The Trump administration’s latest move to force a conservative compact on nine universities is the newest phase of a pressure campaign that began under the guise of combating campus antisemitism. This evolution suggests a broadening of the administration’s goals, from addressing a specific issue to imposing a sweeping ideological and administrative overhaul on higher education.
Initially, the administration’s actions, including investigations and funding threats, were framed as necessary responses to incidents of antisemitism on college campuses. This justification provided a degree of political cover and resonated with concerns about student safety. Some universities, like Columbia, even entered into settlements with the government based on these investigations.
However, the new “Compact for Academic Excellence” goes far beyond the issue of antisemitism. Its demands to scrap entire departments, ban race-conscious admissions, and promote a specific political viewpoint reveal a much larger agenda. The initial focus on antisemitism now appears to have been a wedge issue, used to open the door for a more fundamental restructuring of university life.

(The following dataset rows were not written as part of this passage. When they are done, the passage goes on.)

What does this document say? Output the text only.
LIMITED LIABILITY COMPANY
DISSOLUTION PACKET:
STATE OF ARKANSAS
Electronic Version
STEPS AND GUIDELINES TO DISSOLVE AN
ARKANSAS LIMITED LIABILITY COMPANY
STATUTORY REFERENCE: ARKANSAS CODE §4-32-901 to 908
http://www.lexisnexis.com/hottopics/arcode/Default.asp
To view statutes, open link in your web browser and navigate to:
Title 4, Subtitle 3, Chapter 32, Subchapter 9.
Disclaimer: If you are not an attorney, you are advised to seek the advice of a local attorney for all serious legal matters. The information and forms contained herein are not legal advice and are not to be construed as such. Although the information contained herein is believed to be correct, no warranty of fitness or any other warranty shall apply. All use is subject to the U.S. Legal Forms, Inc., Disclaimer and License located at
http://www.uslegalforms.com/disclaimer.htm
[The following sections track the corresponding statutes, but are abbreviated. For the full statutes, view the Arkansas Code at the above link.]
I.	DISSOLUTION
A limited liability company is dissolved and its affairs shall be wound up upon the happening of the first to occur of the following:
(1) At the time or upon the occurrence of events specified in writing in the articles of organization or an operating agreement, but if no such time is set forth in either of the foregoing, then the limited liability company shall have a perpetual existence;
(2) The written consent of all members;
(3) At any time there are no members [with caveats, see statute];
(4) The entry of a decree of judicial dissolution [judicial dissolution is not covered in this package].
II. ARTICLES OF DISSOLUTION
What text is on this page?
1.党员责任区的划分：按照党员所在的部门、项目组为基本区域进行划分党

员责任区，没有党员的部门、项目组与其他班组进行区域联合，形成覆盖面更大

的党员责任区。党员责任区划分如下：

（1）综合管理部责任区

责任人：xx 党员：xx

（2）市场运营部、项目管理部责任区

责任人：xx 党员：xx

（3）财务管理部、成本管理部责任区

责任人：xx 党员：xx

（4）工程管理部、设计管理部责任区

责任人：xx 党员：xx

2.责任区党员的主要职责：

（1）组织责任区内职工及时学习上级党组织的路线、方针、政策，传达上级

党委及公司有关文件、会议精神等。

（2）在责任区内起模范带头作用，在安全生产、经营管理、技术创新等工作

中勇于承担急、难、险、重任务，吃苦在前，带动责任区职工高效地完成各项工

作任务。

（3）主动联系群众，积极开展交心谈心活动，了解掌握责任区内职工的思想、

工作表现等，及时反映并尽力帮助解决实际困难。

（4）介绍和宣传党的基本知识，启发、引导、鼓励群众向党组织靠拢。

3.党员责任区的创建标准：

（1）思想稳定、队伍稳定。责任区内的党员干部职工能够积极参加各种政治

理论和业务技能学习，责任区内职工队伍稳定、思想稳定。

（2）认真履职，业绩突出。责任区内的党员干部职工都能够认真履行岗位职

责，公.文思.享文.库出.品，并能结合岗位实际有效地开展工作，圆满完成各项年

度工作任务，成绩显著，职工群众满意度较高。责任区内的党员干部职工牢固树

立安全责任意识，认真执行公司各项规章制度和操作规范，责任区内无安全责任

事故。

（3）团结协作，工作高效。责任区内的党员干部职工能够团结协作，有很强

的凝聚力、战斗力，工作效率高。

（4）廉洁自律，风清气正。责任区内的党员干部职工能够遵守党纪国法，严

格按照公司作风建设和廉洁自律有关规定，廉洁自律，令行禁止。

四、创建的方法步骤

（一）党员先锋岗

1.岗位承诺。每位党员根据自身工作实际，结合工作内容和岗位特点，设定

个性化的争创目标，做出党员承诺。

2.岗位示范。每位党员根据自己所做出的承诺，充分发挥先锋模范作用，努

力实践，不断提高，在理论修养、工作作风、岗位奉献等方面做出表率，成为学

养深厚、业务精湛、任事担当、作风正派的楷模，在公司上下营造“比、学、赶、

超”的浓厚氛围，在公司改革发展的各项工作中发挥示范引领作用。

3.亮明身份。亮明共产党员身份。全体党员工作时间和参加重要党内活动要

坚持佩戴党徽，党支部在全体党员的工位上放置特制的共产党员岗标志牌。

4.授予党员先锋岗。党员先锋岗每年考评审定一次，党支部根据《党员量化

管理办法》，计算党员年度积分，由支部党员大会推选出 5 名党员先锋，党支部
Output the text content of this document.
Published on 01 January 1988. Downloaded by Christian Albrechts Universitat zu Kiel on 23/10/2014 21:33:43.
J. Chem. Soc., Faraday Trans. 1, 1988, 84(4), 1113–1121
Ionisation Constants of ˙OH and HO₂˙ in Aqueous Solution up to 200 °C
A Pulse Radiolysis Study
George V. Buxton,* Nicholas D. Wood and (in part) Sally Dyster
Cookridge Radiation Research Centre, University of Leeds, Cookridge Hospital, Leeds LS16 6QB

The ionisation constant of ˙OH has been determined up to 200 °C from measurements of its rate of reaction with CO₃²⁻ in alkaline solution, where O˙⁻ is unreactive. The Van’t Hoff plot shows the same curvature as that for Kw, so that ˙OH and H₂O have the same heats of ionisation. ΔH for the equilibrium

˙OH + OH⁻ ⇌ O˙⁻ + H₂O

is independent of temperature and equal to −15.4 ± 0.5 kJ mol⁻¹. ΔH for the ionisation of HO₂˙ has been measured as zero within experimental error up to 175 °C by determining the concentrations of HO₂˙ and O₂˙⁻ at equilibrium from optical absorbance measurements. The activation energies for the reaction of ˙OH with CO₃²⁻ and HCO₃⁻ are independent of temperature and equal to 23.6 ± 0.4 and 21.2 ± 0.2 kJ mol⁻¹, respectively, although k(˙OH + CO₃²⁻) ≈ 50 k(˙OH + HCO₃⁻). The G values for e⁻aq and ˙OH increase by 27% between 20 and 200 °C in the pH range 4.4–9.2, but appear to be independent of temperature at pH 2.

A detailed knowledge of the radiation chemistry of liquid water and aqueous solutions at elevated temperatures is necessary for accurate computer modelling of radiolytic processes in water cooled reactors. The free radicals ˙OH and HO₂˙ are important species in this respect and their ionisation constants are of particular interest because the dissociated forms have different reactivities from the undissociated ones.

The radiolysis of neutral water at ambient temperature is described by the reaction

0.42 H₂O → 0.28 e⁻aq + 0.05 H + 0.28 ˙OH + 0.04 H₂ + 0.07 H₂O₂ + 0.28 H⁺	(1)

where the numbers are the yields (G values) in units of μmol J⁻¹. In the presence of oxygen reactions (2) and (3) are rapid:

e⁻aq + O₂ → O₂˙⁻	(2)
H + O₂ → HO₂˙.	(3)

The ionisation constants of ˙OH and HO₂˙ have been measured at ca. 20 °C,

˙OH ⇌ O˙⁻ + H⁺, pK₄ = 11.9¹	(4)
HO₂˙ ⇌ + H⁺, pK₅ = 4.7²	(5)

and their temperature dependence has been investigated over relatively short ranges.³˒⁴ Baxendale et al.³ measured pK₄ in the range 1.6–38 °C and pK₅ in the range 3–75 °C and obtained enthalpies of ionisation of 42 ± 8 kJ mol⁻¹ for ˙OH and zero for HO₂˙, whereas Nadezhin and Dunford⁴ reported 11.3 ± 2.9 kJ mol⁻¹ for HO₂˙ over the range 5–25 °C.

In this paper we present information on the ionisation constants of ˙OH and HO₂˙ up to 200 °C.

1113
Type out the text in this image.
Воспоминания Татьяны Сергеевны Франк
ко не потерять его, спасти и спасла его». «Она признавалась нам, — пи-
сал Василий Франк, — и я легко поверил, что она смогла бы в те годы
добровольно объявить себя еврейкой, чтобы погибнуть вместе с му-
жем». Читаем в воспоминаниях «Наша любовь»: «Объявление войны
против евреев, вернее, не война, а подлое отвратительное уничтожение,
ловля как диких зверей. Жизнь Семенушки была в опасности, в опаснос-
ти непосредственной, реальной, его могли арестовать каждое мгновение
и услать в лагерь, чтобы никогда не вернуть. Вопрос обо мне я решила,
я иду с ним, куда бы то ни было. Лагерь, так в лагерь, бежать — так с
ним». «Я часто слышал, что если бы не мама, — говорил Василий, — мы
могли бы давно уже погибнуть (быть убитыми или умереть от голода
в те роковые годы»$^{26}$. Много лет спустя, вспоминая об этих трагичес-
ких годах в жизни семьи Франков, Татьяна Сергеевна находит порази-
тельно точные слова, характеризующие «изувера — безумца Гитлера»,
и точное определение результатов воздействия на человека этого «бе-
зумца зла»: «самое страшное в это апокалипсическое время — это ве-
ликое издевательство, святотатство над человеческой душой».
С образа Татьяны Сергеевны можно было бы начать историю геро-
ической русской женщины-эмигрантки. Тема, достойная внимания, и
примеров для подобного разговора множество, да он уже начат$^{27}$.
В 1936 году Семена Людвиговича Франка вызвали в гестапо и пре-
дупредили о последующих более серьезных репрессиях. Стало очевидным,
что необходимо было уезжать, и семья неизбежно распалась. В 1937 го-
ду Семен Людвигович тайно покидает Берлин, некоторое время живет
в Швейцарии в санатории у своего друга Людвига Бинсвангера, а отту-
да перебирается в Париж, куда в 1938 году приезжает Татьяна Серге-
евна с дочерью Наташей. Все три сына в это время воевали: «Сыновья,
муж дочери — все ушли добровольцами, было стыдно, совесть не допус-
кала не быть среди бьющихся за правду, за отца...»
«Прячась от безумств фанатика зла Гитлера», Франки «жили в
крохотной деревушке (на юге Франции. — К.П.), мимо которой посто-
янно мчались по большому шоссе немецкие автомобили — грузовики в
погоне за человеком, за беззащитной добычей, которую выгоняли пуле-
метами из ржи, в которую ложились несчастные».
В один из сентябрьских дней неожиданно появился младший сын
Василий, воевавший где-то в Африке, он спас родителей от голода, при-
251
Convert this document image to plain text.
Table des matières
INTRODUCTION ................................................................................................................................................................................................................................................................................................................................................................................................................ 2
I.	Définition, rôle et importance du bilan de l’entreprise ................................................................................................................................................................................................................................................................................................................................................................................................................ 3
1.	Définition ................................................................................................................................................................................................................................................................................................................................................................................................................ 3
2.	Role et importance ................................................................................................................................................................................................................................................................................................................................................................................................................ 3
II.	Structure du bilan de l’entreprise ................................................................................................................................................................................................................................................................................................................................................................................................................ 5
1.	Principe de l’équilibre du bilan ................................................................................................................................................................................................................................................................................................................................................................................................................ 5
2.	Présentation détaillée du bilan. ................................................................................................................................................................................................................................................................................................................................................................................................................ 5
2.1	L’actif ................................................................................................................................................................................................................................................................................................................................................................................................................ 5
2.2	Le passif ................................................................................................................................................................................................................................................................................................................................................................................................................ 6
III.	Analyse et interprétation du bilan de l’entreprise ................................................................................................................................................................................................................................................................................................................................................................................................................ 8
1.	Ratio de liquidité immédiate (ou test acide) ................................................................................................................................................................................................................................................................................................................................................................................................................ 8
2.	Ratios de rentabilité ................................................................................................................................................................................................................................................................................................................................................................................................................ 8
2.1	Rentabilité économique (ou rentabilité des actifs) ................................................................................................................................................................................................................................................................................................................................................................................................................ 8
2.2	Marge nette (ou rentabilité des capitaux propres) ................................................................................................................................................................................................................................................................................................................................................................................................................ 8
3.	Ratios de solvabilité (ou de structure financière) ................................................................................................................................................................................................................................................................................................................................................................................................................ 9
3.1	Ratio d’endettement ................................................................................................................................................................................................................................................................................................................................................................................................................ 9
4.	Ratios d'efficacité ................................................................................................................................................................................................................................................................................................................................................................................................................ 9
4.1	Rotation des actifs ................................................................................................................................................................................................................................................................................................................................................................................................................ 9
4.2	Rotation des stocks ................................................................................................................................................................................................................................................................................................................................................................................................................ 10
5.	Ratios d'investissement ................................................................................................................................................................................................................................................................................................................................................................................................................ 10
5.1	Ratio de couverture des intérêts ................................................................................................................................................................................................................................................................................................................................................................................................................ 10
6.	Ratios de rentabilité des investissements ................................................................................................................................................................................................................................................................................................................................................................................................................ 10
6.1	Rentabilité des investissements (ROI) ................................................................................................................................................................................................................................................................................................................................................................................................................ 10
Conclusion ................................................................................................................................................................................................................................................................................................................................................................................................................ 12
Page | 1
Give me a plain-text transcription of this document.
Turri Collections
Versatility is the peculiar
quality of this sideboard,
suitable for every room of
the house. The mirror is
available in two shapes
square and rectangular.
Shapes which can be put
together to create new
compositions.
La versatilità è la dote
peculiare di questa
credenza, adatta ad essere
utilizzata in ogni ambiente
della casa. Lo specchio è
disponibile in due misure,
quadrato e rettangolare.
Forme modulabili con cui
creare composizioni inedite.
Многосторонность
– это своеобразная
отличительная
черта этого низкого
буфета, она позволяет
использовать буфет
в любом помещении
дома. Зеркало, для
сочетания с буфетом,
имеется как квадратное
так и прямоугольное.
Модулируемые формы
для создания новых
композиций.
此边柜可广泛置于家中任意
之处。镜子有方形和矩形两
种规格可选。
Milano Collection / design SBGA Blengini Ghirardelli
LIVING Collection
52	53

Critics argue that the administration is using a legitimate concern about antisemitism as a pretext for a politically motivated power grab. Harvard professor Cornell William Brooks’s comments about the selective use of federal grants—punishing diversity groups one day, rewarding conservative groups the next—underscore this view. The inconsistency suggests the underlying motive is political control, not principled policy.
This shift in justification is a key element of the controversy. While the White House continues to frame its actions as promoting a “higher-quality education,” the detailed demands of the compact tell a different story. The campaign has moved from a targeted intervention on a specific issue to an all-out effort to align the nation’s top universities with a particular political ideology.